Satisfying your sweet tooth may soon require deeper pockets.

Congress, with President Barack Obama’s support, is considering placing a tax on sugary beverages like pop and energy drinks with the hopes of curtailing obesity. Or so they say.

With many health studies relating the consumption of pop to obesity, Congress has explored the idea of tacking a one-cent tax per ounce, which would increase the cost of a case of pop approximately 45 percent. Many estimates predict this could produce $14.9 billion in tax revenue for the federal government.

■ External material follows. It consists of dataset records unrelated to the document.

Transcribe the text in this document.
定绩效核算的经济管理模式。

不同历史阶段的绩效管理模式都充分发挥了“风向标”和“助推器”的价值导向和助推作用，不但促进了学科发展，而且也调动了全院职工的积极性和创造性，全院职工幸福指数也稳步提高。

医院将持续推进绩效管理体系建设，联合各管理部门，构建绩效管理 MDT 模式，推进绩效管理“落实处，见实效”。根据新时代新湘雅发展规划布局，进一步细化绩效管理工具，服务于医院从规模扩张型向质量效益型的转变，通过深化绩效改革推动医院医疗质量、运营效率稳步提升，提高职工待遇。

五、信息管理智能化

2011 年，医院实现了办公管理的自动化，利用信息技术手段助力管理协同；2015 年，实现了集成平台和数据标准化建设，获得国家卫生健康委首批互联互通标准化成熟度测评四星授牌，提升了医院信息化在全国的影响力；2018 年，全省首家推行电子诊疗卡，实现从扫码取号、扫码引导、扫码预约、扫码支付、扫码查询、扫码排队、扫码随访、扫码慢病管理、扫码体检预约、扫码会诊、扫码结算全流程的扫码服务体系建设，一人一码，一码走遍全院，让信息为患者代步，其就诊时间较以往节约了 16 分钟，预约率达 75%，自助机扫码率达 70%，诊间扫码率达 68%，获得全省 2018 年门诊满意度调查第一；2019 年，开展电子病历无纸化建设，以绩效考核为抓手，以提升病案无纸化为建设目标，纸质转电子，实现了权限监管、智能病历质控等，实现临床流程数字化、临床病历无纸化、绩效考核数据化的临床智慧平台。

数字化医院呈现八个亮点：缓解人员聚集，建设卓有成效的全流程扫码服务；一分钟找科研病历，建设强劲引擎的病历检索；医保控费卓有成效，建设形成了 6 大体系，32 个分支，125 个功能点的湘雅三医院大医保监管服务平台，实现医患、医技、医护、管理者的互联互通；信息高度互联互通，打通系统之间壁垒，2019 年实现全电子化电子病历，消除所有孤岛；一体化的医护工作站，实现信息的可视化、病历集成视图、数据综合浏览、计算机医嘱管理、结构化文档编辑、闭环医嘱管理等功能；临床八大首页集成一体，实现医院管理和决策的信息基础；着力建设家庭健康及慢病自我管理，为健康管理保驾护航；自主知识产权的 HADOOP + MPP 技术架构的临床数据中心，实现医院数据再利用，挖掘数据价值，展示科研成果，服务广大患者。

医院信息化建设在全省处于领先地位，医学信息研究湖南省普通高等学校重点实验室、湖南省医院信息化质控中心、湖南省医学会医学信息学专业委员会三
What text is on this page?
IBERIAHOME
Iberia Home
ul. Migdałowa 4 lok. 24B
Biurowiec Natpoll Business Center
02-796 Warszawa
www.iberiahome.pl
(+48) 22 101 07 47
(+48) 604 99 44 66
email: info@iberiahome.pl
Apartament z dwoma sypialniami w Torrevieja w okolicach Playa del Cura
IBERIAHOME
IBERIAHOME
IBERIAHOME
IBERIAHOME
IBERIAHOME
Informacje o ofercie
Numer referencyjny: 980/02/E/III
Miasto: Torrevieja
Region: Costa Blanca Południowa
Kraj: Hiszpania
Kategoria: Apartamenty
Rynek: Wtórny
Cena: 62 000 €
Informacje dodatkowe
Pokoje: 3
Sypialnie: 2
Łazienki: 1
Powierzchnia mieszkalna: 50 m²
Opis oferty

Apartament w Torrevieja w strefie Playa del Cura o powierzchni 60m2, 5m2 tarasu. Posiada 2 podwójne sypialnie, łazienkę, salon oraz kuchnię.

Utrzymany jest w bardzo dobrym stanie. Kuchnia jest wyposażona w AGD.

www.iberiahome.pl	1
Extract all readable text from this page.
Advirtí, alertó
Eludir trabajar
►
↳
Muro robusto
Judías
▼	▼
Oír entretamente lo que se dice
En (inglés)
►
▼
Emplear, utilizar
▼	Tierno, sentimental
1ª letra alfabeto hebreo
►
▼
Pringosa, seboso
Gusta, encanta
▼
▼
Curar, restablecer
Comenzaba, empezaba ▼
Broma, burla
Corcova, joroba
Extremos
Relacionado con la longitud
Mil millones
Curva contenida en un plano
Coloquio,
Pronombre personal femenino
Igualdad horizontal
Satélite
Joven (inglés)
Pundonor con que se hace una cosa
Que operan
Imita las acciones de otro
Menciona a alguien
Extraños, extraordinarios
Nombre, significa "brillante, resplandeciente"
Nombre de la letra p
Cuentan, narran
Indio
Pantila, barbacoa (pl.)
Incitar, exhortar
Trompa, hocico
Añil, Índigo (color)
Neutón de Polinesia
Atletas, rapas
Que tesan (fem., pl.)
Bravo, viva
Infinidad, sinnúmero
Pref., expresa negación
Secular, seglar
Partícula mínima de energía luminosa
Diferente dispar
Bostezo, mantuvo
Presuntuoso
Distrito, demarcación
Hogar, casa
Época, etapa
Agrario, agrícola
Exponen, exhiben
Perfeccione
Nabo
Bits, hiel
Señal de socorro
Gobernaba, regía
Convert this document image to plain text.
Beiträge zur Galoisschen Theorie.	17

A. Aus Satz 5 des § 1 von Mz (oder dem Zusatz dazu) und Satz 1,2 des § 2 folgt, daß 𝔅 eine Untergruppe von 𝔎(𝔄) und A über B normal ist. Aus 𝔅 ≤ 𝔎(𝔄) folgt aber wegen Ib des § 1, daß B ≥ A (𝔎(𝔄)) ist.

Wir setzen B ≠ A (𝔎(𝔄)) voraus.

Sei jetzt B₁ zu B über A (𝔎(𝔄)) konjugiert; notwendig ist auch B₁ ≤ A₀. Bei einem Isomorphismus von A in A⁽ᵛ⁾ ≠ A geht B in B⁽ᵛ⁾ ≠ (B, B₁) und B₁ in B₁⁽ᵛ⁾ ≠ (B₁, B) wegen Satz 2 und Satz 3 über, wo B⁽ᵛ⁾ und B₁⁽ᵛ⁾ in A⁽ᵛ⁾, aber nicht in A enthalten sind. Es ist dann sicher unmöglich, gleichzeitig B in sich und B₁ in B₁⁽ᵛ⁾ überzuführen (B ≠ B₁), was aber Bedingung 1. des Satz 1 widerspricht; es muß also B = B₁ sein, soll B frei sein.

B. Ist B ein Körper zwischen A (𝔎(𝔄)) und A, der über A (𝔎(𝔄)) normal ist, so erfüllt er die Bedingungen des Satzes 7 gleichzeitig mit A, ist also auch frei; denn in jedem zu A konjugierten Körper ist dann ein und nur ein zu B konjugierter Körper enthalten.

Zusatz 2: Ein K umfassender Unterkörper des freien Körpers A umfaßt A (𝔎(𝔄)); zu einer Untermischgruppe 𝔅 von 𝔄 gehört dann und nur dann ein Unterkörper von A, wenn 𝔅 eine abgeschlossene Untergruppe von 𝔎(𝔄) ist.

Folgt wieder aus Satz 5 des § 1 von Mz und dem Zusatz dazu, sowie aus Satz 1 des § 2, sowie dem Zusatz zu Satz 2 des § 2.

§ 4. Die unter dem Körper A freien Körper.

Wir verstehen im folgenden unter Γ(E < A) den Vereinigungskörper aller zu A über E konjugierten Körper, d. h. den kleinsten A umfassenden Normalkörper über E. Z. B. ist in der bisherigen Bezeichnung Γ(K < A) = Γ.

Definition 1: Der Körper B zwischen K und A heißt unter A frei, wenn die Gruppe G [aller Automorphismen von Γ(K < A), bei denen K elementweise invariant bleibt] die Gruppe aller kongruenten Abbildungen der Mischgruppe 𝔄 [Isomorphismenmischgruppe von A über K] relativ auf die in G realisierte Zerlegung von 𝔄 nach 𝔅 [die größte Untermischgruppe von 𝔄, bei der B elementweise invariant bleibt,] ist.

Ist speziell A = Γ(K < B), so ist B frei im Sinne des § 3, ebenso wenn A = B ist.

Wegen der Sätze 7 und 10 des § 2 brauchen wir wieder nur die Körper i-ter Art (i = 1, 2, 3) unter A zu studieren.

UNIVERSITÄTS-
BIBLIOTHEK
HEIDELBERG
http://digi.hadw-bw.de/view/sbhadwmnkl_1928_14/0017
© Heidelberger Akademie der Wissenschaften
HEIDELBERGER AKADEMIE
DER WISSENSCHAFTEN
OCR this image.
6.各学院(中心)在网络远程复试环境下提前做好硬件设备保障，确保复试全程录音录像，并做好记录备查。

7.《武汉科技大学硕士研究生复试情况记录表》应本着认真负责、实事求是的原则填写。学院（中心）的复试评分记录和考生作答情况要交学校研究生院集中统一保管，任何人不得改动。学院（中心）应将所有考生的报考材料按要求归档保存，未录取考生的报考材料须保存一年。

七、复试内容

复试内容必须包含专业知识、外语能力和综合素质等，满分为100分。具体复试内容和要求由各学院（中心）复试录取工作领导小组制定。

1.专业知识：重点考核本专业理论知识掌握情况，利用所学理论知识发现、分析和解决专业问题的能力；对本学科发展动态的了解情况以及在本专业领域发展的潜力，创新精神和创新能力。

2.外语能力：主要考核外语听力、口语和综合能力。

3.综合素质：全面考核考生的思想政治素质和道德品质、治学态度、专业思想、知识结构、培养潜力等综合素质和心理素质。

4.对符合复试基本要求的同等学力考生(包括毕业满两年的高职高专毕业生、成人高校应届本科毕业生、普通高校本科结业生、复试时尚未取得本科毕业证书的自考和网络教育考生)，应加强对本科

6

What a great idea! Give the federal government, whose only real skill is wasting our money, more money. They tell us the revenue generated from the tax will be directed to obesity-prevention programs, Medicaid, health care subsidies and the less fortunate. But they also promised the nation’s unemployment rate would not exceed eight percent after passing the stimulus bill (it is nearly 10 percent).

This tax could also harm Ohio State University, whose 70-year relationship with Coca-Cola has led to the construction of the RPAC and the nearly completed Ohio Union.

Additional funding from the soft drink giant has been directed to Honors and Scholars programs, recycling programs, internships and career development opportunities.

These perks and pleasures could become a thing of the past if the Coca-Cola Company, and other corporations like it, are punished for selling their products. Such a punishment would likely be felt on campus.

What’s worse is the government’s real motive, which is not to decrease the obesity rate; they would be perfectly happy if people bought more pop. Their sole mission is to produce tax revenue. Raising “sin taxes” paints the illusion that the government is being compassionate, when their real interest is money and control.

If the proposed legislation truly is intended to decrease consumption, it would impose a dollar-per-ounce tax. Then almost no one would purchase the products. But that would not produce any revenue. Therefore, they raise the tax by a seemingly insignificant amount so customers will continue to purchase the products, which leads to greater government proceeds.

We do not live in the United Nanny States of America. Yet our government tries to intervene in our everyday lives like a nosy guidance counselor that nobody wants or needs. They tell us that increasing soda taxes benefits the American people and that they are “tackling obesity.”

But the first step to losing weight is to get the government off our backs.